Multiclass Classification with Dirichlet Distributions¶

[1]:

# © Crown Copyright GCHQ
#
# Licensed under the GNU General Public License, version 3 (the "License");
# you may not use this file except in compliance with the License.
# You may obtain a copy of the License at
#
# https://www.gnu.org/licenses/gpl-3.0.en.html
#
# Unless required by applicable law or agreed to in writing, software
# distributed under the License is distributed on an "AS IS" BASIS,
# WITHOUT WARRANTIES OR CONDITIONS OF ANY KIND, either express or implied.
# See the License for the specific language governing permissions and
# limitations under the License.

An alternative implementation for multiclass classification in Vanguard. This methodology is based on this example notebook.

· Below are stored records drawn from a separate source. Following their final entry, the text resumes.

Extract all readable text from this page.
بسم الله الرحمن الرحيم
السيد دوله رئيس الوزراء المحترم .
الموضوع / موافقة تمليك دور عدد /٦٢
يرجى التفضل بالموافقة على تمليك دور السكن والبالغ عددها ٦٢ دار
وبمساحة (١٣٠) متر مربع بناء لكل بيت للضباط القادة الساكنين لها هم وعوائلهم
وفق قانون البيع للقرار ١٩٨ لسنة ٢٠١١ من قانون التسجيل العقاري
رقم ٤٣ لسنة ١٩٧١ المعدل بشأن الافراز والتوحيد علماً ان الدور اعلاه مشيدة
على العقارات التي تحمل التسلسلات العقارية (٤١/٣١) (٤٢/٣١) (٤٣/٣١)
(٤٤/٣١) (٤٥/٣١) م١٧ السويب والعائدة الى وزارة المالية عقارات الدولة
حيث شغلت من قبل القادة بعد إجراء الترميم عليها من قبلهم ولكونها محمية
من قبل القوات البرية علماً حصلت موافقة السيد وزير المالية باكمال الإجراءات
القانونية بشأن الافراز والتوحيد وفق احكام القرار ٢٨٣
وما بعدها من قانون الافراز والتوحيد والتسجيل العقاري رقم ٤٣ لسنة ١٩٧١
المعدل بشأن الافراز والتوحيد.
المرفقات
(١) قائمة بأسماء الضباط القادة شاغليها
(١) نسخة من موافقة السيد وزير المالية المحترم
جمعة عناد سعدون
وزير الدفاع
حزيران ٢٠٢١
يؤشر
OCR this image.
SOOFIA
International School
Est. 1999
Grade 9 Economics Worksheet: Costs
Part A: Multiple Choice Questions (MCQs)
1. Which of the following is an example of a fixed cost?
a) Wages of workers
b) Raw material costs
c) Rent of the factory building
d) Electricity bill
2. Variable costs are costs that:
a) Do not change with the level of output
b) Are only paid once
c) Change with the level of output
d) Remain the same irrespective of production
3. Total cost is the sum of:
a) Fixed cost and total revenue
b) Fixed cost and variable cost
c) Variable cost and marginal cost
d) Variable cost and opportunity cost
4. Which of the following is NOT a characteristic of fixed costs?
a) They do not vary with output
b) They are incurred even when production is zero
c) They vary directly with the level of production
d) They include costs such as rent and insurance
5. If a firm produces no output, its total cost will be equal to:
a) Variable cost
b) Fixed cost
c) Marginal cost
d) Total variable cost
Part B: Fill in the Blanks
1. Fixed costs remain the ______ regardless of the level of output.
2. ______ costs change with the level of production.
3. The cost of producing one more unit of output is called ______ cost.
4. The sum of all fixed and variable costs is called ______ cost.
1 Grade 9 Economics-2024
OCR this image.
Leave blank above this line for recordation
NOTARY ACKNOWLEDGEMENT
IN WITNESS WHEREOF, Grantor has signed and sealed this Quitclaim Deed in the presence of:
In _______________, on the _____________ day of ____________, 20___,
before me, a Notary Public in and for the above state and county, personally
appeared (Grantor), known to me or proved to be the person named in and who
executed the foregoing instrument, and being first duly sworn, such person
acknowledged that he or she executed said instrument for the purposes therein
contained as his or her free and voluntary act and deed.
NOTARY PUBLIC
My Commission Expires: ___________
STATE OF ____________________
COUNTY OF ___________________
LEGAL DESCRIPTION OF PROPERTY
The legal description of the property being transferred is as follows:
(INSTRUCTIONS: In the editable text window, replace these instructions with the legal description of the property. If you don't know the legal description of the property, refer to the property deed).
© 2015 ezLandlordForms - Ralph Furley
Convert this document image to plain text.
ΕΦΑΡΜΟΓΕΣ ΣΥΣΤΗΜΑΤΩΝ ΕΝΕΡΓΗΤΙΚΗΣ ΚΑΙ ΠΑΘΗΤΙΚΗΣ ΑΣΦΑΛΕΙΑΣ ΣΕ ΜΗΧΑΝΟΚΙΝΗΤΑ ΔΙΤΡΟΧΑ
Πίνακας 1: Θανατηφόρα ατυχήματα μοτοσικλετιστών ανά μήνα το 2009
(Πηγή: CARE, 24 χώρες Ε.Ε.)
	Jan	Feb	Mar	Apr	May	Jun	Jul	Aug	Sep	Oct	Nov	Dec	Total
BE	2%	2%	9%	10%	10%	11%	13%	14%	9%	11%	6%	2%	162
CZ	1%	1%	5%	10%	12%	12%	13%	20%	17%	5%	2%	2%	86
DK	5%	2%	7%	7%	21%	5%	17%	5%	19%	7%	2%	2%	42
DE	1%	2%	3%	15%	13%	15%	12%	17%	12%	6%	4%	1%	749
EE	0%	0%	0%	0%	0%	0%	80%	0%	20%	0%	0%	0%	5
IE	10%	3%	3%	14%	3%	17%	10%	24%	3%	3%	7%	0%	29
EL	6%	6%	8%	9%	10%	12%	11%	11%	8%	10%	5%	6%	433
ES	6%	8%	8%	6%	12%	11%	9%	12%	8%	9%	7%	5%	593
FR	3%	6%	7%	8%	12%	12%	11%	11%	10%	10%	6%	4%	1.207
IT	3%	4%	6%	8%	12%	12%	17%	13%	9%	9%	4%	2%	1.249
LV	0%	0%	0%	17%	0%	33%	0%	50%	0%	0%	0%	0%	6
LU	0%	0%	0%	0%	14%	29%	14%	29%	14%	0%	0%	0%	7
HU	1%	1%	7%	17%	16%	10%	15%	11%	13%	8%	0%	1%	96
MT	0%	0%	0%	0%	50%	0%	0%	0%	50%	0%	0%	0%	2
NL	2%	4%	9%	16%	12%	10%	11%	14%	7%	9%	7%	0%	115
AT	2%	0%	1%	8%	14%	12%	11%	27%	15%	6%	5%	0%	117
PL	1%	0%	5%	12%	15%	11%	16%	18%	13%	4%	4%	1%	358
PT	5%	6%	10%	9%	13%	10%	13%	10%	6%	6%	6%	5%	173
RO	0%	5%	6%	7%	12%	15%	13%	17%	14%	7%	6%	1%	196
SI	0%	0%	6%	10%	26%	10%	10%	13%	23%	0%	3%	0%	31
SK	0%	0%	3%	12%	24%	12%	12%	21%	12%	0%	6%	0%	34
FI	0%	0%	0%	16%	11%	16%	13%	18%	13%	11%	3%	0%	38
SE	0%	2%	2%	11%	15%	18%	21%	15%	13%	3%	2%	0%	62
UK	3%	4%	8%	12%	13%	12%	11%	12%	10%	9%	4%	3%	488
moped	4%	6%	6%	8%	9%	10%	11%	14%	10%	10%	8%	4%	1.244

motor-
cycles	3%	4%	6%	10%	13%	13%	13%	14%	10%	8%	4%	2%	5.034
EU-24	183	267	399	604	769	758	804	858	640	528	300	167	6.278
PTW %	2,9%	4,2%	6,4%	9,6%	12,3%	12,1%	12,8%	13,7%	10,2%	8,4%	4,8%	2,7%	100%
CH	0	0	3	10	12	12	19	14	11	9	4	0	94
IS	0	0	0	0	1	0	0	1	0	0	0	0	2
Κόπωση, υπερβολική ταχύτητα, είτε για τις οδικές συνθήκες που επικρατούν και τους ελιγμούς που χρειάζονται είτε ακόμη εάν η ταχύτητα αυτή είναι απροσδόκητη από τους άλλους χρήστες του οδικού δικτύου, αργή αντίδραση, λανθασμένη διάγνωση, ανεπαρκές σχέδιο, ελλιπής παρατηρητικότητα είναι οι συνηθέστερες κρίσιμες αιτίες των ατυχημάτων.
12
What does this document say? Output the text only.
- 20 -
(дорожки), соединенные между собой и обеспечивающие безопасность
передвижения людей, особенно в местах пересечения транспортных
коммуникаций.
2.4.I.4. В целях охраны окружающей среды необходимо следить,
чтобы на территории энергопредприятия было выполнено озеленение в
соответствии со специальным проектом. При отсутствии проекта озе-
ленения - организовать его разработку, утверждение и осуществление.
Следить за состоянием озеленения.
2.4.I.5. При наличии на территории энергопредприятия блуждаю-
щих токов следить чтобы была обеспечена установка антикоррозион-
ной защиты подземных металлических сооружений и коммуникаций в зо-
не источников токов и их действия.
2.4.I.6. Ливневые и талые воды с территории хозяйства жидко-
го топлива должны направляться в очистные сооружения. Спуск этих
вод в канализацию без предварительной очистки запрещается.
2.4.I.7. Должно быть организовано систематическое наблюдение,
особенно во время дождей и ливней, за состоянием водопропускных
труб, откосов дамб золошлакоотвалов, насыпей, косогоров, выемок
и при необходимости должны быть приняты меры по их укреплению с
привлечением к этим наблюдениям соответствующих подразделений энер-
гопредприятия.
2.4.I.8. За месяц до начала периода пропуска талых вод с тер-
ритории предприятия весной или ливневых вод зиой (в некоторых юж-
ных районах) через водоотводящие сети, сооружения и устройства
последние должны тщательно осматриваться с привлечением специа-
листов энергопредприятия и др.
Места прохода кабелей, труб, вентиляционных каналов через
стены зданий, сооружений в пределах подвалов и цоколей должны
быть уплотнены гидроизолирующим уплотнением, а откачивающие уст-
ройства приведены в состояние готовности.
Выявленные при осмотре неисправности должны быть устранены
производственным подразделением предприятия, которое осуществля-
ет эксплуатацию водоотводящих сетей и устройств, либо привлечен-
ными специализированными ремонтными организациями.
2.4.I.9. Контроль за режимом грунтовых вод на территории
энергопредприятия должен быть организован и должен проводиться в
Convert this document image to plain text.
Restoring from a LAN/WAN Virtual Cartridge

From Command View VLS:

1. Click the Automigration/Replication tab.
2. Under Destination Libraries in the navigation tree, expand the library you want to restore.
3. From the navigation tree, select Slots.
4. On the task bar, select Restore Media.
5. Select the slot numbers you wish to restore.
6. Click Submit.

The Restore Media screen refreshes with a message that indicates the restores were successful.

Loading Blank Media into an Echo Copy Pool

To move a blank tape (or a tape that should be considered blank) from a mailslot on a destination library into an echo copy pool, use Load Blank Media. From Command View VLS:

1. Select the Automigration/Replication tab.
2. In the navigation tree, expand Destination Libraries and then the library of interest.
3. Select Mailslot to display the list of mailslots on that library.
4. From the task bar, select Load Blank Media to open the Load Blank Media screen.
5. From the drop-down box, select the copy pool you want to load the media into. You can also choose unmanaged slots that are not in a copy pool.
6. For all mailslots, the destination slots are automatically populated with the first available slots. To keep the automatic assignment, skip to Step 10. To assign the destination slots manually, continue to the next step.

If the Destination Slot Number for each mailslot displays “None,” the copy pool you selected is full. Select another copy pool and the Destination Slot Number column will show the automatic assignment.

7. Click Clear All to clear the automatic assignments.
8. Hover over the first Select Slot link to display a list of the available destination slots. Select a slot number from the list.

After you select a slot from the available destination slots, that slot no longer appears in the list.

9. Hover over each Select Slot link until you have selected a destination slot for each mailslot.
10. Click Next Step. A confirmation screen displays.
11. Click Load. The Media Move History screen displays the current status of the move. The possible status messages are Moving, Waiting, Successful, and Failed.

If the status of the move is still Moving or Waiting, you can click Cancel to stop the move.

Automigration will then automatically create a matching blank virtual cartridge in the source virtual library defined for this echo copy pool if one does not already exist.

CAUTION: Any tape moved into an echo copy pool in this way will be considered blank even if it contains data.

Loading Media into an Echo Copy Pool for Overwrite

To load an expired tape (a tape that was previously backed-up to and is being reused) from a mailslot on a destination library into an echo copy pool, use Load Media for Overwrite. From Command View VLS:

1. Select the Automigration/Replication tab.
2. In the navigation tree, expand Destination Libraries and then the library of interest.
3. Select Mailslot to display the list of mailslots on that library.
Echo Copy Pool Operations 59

To get started with multi-class classification, make sure you check out the multi-class classification example.

[2]:

random_seed = 1_989

[3]:

import numpy as np
from gpytorch.likelihoods import DirichletClassificationLikelihood
from gpytorch.means import ZeroMean
from matplotlib import pyplot as plt

from vanguard.classification import DirichletMulticlassClassification
from vanguard.classification.kernel import DirichletKernelMulticlassClassification
from vanguard.classification.likelihoods import (
    DirichletKernelClassifierLikelihood,
    GenericExactMarginalLogLikelihood,
)
from vanguard.datasets.classification import MulticlassGaussianClassificationDataset
from vanguard.kernels import ScaledRBFKernel
from vanguard.vanilla import GaussianGPController

Introduction¶

Recall that in standard multi-class classification, one is essentially training a binary classifier for each distinct class, taking advantage of Vanguard components to ensure that covariance between them is properly ascertained. In this example, we consider a different method for multi-class classification, where we regress directly onto the target label probability distributions. The theory behind this is explored fully in sections 4 and 4.1 of [Milios18].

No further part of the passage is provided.